VNF Package Tools User Guide

VNF Package Designer, provides VNF product DevOps engineers with a graphical tool to define the VNF product model and package content. It is made available as part of the VNF Supplier SDK tools.The package designer makes use of the VNF SDK command line interfaces (CLIs) and client-side API language bindings in order to define the model and the package content. As such, it is functionally equivalent to the VNF SDK tools.

VNF SDK - Guide for Bundling VNFs

Step 1: Requirements

  1. Virtual machine images for each of your VDUs (likely in qcow2 format).

  2. Scripts for installing and configuring each VDU per the standard TOSCA lifecycle workflows.

  3. Optional: scripts for retrieving indicators from each VDU.

  4. VNF SDK pkgtools

Step 2: Start with the provided VNF blueprint as a template

The VNF SDK comes with a “pingpong.yaml” template.

Copy the file and rename it as is appropriate for your VNF.

Step 3: Edit the VNF blueprint

You will need a node template for each VDU, which in turn has a “dependency” requirement on a host (a Compute node template).

The “dependency” requirement should have a relationship of type “vnfsdk.DependsOn”.

There are two optional properties you can assign to this relationship:

  1. “indicators” is a map of indicators. The keys are arbitrary, for you to name, and depend on the specific capabilities of your VNF. These provide the link between TOSCA and your indicator retrieval scripts.

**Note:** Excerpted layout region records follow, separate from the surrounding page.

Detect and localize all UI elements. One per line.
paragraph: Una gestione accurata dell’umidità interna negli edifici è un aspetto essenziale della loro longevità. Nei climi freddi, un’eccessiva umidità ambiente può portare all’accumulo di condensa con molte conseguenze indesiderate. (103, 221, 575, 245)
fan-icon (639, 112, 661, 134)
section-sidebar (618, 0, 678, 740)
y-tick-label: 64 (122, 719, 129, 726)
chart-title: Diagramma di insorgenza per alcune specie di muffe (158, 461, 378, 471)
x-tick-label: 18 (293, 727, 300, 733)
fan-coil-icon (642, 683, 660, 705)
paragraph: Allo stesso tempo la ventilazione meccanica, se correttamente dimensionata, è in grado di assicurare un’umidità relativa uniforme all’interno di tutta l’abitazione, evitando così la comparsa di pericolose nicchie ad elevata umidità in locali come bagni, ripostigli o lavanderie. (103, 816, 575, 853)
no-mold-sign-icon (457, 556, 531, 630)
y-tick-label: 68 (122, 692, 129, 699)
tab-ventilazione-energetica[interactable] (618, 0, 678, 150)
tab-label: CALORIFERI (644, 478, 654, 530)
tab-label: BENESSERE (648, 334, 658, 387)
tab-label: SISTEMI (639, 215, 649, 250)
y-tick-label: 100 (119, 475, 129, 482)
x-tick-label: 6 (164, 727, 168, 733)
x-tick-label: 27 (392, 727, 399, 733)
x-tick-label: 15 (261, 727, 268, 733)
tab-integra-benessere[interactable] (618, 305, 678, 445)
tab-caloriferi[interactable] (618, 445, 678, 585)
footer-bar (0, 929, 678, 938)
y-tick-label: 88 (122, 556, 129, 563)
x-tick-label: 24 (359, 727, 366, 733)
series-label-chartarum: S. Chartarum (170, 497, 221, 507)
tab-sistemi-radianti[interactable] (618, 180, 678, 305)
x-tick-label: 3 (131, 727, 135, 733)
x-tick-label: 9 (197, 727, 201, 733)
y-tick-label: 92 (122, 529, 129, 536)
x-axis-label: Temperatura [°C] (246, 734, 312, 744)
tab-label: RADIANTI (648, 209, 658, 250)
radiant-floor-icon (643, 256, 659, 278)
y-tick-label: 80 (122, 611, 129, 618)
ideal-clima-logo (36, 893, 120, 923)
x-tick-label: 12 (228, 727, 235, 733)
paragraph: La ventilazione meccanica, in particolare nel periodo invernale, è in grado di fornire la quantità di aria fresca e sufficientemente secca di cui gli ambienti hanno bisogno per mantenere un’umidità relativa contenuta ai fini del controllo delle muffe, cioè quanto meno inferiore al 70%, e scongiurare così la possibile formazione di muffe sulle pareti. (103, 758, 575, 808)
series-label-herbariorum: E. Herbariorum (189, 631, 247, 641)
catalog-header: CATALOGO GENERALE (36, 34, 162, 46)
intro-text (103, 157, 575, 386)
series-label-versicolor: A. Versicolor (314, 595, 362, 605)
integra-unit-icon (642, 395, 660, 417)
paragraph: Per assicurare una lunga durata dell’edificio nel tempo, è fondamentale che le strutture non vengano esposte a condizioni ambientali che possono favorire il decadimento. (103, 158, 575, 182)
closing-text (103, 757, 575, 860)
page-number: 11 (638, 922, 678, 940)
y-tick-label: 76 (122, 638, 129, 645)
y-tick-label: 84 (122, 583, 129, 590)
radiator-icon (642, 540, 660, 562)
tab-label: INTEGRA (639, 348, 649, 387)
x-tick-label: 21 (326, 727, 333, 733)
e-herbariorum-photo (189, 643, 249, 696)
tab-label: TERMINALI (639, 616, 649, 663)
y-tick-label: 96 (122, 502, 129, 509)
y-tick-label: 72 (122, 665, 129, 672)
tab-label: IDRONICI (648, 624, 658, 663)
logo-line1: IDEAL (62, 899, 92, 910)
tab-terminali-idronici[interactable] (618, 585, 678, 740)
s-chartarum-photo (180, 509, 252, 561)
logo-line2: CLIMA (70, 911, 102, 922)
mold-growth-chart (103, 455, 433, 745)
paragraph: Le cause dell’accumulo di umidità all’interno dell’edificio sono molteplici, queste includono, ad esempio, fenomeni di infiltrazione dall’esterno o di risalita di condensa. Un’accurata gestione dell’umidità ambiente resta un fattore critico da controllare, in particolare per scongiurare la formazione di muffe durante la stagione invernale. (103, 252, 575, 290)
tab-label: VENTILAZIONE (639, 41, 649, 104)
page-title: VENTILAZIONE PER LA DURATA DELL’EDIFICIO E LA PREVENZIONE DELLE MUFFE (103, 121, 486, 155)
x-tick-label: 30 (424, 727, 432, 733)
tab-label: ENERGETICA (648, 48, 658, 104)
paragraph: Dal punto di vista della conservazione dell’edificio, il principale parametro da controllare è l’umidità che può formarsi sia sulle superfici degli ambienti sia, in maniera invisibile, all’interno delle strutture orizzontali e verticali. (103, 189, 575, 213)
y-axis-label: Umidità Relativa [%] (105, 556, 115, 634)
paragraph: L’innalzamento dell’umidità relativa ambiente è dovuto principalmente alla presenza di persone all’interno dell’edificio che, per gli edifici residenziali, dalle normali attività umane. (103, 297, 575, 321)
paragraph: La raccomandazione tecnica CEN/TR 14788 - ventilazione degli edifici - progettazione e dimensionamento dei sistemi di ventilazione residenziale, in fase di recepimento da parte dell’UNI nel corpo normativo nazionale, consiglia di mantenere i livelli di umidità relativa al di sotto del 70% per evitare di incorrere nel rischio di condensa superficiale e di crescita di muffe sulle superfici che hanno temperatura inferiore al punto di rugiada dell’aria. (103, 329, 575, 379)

  2. “compute_dependencies” is a map of features you require the infrastructure to provide for the compute node hosting your VDU. The keys are arbitrary, however we will maintain a master list of names supported by various orchestrators (TBD). Note that new names will likely be supported in the future as technological innovation progresses, while deprecated ones will be ignored by orchestrators. Likewise, names unsupported by a particular orchestrator will be ignored.


  1. For “compute_dependencies”, you have the option of specifying a single special key, “profile”, that refers to a bundle of compute dependencies specified in “compute-profiles.yaml”. Optionally, you can override any of the dependencies in the bundle by specifying them explicitly under “compute_dependencies”.

  2. By default, compute dependencies are considered to be absolute requirements for your VNF to function. However, if your VNF can also function without them, you can set “optional: true”. This way the orchestrator will try to satisfy the optional requirements, but will not report an error if it cannot.

  3. You may optionally consider allowing operators to override your dependencies. This is useful for allowing the VNF to run on various compute infrastructures other than the defaults you specify, as long as they are indeed supported by your VNF. In TOSCA, this is easily handled by declaring “inputs” for your blueprint, with “default” values, and then using the “get_input” intrinsic function to apply the provided value to any specific “compute_dependencies”. The “pingpong.yaml” has an example of such usage. The same technique can be used to allow the operator to override your indicator scripts, and there is an example of that as well.

Otherwise, this is a standard TOSCA blueprint using the Simple Profile for NFV, and you may extend the blueprint as is required.

Step 4: Bundle the VNF

Arrange all your files (the TOSCA template, your scripts, and your virtual machine images) in the correct directory structure. File references provided in the blueprint must match the directory structure. If a script is referenced using a path with sub-directory “example” the initial directory must contain a directory called “example” with that script file inside. The directory structure will be kept inside the CSAR archive.

Run the bundling tool that is included in the VNF SDK.

The result will be a “.csar” file that can now be deployed by operators.